On the contrary, I am often wrong--a luxury no critic can
afford. And so, invading as I was the realm of others, I advanced with a
light pen, feeling that none, and least of all myself, need expect me to
be right.
What then--I thought--is Art? For I perceived that to think about it I
must first define it; and I almost stopped thinking at all before the
fearsome nature of that task. Then slowly in my mind gathered this group
of words:
Art is that imaginative expression of human energy, which, through
technical concretion of feeling and perception, tends to reconcile the
individual with the universal, by exciting in him impersonal emotion.
And the greatest Art is that which excites the greatest impersonal
emotion in an hypothecated perfect human being.

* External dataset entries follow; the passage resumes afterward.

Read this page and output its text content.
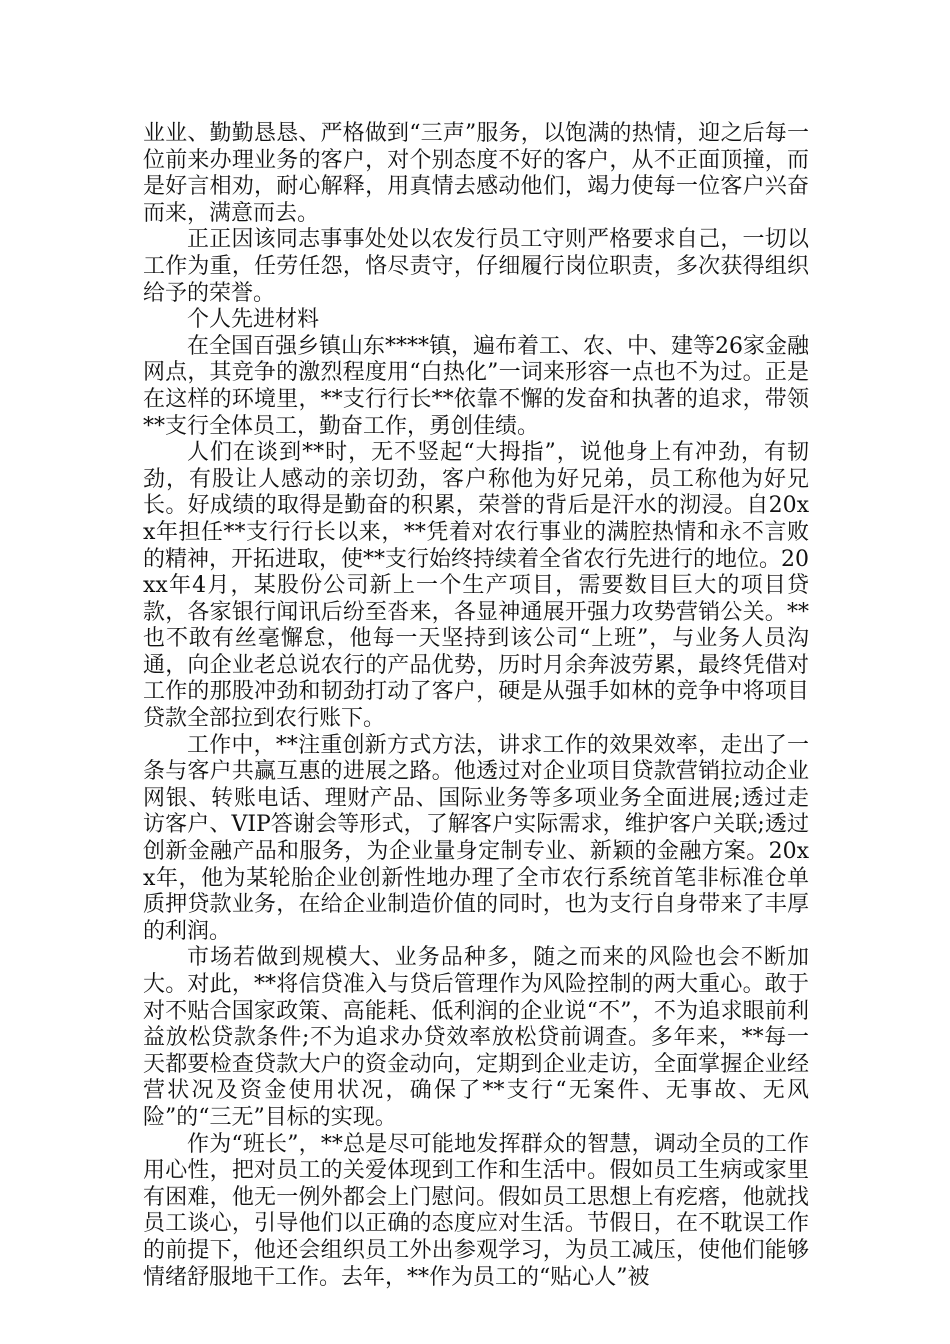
业业、勤勤恳恳、严格做到“三声”服务，以饱满的热情，迎之后每一位前来办理业务的客户，对个别态度不好的客户，从不正面顶撞，而是好言相劝，耐心解释，用真情去感动他们，竭力使每一位客户兴奋而来，满意而去。

正正因该同志事事处处以农发行员工守则严格要求自己，一切以工作为重，任劳任怨，恪尽责守，仔细履行岗位职责，多次获得组织给予的荣誉。

个人先进材料

在全国百强乡镇山东****镇，遍布着工、农、中、建等26家金融网点，其竞争的激烈程度用“白热化”一词来形容一点也不为过。正是在这样的环境里，**支行行长**依靠不懈的发奋和执著的追求，带领**支行全体员工，勤奋工作，勇创佳绩。

人们在谈到**时，无不竖起“大拇指”，说他身上有冲劲，有韧劲，有股让人感动的亲切劲，客户称他为好兄弟，员工称他为好兄长。好成绩的取得是勤奋的积累，荣誉的背后是汗水的沏浸。自20xx年担任**支行行长以来，**凭着对农行事业的满腔热情和永不言败的精神，开拓进取，使**支行始终持续着全省农行先进行的地位。20xx年4月，某股份公司新上一个生产项目，需要数目巨大的项目贷款，各家银行闻讯后纷至沓来，各显神通展开强力攻势营销公关。**也不敢有丝毫懈怠，他每一天坚持到该公司“上班”，与业务人员沟通，向企业老总说农行的产品优势，历时月余奔波劳累，最终凭借对工作的那股冲劲和韧劲打动了客户，硬是从强手如林的竞争中将项目贷款全部拉到农行账下。

工作中，**注重创新方式方法，讲求工作的效果效率，走出了一条与客户共赢互惠的进展之路。他透过对企业项目贷款营销拉动企业网银、转账电话、理财产品、国际业务等多项业务全面进展;透过走访客户、VIP答谢会等形式，了解客户实际需求，维护客户关联;透过创新金融产品和服务，为企业量身定制专业、新颖的金融方案。20xx年，他为某轮胎企业创新性地办理了全市农行系统首笔非标准仓单质押贷款业务，在给企业制造价值的同时，也为支行自身带来了丰厚的利润。

市场若做到规模大、业务品种多，随之而来的风险也会不断加大。对此，**将信贷准入与贷后管理作为风险控制的两大重心。敢于对不贴合国家政策、高能耗、低利润的企业说“不”，不为追求眼前利益放松贷款条件;不为追求办贷效率放松贷前调查。多年来，**每一天都要检查贷款大户的资金动向，定期到企业走访，全面掌握企业经营状况及资金使用状况，确保了**支行“无案件、无事故、无风险”的“三无”目标的实现。

作为“班长”，**总是尽可能地发挥群众的智慧，调动全员的工作用心性，把对员工的关爱体现到工作和生活中。假如员工生病或家里有困难，他无一例外都会上门慰问。假如员工思想上有疙瘩，他就找员工谈心，引导他们以正确的态度应对生活。节假日，在不耽误工作的前提下，他还会组织员工外出参观学习，为员工减压，使他们能够情绪舒服地干工作。去年，**作为员工的“贴心人”被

Impersonal emotion! And what--I thought do I mean by that? Surely I
mean: That is not Art, which, while I, am contemplating it, inspires me
with any active or directive impulse; that is Art, when, for however
brief a moment, it replaces within me interest in myself by interest in
itself. For, let me suppose myself in the presence of a carved marble
bath. If my thoughts be "What could I buy that for?" Impulse of
acquisition; or: "From what quarry did it come?" Impulse of inquiry; or:
"Which would be the right end for my head?" Mixed impulse of inquiry and
acquisition--I am at that moment insensible to it as a work of Art.